Because the FDA cleared the device—i.e., licensed it for marketing—through the 510(k) process, the defendant was entitled to Section 82.008(c)’s presumption of non-liability.  The court, however, rejected the presumption based on the misperception that the 510(k) process does not focus on safety.  Id. at *8.  Other courts have made this mistake, and nearly all of them cite Medtronic v. Lohr, 518 U.S. 470, 478 (1996), which was outdated virtually since the day it was published.  As we have explained in detail, the 510(k) process very much focuses on product safety.  The defendant in Isaac should have received the benefit of Texas’ presumption.  Given the prevalence of preemption in design defect cases involving Class III medical devices, this holding has the effect of nullifying the Texas compliance presumption in medical device cases.  Either the claim is preempted, and the presumption is not necessary, or the presumption itself falls away.  Courts, particularly federal courts, should not be interpreting state statutes out of existence.

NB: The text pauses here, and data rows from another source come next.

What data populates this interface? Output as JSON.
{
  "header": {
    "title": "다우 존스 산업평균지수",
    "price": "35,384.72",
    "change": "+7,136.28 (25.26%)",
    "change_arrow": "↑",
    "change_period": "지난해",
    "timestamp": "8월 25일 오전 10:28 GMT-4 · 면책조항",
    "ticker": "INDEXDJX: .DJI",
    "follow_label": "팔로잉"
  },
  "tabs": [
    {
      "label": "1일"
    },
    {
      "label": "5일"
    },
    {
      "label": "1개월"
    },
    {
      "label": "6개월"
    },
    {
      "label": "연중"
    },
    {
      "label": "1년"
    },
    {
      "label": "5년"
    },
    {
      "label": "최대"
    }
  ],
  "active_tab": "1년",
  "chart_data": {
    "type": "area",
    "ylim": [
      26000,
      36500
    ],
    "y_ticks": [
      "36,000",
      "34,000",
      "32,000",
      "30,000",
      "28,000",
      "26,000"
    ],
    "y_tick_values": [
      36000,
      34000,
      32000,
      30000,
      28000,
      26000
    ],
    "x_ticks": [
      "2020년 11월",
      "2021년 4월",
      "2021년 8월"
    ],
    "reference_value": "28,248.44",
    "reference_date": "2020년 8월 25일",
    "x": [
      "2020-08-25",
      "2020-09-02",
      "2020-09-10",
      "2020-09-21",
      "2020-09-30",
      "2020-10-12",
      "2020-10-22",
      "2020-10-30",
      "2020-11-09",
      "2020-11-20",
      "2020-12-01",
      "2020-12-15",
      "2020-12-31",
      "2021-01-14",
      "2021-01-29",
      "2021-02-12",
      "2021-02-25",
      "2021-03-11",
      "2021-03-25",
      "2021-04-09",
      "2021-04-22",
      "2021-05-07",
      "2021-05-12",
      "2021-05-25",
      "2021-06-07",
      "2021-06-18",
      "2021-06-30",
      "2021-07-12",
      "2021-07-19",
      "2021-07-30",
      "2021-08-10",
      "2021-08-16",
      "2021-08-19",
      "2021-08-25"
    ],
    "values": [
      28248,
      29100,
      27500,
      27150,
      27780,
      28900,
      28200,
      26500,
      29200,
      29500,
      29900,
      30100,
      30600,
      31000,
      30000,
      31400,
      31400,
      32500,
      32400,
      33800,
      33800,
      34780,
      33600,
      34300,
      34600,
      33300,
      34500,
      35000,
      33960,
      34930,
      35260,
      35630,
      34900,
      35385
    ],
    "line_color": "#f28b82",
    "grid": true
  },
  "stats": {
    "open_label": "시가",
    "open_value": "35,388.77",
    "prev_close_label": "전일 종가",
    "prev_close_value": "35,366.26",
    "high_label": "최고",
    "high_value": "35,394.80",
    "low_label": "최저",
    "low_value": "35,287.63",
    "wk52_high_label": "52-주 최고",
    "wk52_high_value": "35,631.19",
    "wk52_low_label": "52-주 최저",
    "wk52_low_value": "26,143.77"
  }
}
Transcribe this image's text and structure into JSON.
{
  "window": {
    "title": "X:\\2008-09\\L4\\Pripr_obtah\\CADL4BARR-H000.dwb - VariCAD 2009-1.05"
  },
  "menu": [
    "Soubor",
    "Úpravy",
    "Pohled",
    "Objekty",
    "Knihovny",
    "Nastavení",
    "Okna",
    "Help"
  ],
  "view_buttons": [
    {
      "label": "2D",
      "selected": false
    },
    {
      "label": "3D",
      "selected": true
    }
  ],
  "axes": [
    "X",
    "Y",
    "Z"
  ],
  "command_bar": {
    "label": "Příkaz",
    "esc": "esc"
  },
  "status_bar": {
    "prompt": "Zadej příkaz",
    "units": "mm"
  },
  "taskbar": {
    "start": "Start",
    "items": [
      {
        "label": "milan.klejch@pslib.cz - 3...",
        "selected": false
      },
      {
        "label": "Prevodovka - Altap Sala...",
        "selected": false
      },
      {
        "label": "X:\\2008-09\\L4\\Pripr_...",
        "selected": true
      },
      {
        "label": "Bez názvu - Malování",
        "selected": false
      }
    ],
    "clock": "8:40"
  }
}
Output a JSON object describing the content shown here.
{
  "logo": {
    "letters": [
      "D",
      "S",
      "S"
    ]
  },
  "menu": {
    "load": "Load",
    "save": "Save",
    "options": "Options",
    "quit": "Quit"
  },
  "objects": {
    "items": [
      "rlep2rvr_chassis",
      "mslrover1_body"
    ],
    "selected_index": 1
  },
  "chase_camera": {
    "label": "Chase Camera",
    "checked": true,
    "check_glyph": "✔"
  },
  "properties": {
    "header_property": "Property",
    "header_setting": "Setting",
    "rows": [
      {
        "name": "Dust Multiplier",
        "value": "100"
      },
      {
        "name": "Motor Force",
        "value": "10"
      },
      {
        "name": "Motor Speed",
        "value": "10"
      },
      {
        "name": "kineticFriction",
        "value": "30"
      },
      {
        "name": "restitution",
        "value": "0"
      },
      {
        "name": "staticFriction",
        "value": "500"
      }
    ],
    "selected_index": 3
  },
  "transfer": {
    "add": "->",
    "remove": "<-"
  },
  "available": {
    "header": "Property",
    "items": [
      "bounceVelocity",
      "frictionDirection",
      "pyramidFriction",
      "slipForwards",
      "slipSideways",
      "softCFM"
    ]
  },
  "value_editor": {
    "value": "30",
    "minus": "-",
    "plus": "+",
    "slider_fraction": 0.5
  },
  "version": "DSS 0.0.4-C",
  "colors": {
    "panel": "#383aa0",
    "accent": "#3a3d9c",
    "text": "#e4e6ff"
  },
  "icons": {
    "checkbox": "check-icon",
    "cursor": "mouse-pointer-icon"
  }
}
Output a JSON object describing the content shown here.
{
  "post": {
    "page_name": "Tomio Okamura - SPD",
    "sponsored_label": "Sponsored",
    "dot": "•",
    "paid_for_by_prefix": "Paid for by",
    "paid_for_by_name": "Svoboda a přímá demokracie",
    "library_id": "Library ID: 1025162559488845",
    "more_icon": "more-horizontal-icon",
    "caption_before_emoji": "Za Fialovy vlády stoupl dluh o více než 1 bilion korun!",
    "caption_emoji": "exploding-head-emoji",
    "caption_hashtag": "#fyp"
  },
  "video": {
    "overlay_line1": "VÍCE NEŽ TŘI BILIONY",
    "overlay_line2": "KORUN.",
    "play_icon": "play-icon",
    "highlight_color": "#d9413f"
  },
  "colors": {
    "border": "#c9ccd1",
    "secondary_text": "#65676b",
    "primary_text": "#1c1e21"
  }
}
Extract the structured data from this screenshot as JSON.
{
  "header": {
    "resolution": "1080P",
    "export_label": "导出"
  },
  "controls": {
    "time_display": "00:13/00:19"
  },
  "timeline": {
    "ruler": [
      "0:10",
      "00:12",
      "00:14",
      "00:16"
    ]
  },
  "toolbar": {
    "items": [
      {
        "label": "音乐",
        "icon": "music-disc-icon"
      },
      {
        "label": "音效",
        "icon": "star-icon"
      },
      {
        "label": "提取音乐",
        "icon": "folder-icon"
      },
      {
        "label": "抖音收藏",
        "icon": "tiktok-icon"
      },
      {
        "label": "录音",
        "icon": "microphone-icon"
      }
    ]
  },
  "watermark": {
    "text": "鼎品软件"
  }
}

The court made other rulings.  It found that the plaintiff’s expert had raised a triable issue of fact on medical causation and future damages (Id. at *3-*5); it ruled that the plaintiff had presented evidence of negligent manufacturing through an expert stating that the plaintiff’s filter did not meet “performance specifications” (Id. at *7); it declined to apply Texas’ presumption of non-liability for products that comply with federal safety standards or regulations (Id. at *9); and the court applied Texas’ punitive damages law (which allows punitive damages) over Arizona law (which does not), ruling that the state where the plaintiff resided, was treated, and experienced her alleged injury (Texas) had a more significant relationship with the case than the state where the defendant resided and the product was designed and manufactured (Id. at *10).

So there you have it.  A beacon of light on the warnings claims, and not much to commend after that.  You might even call it a mixed bag (we made it all the way to the end before using that phrase).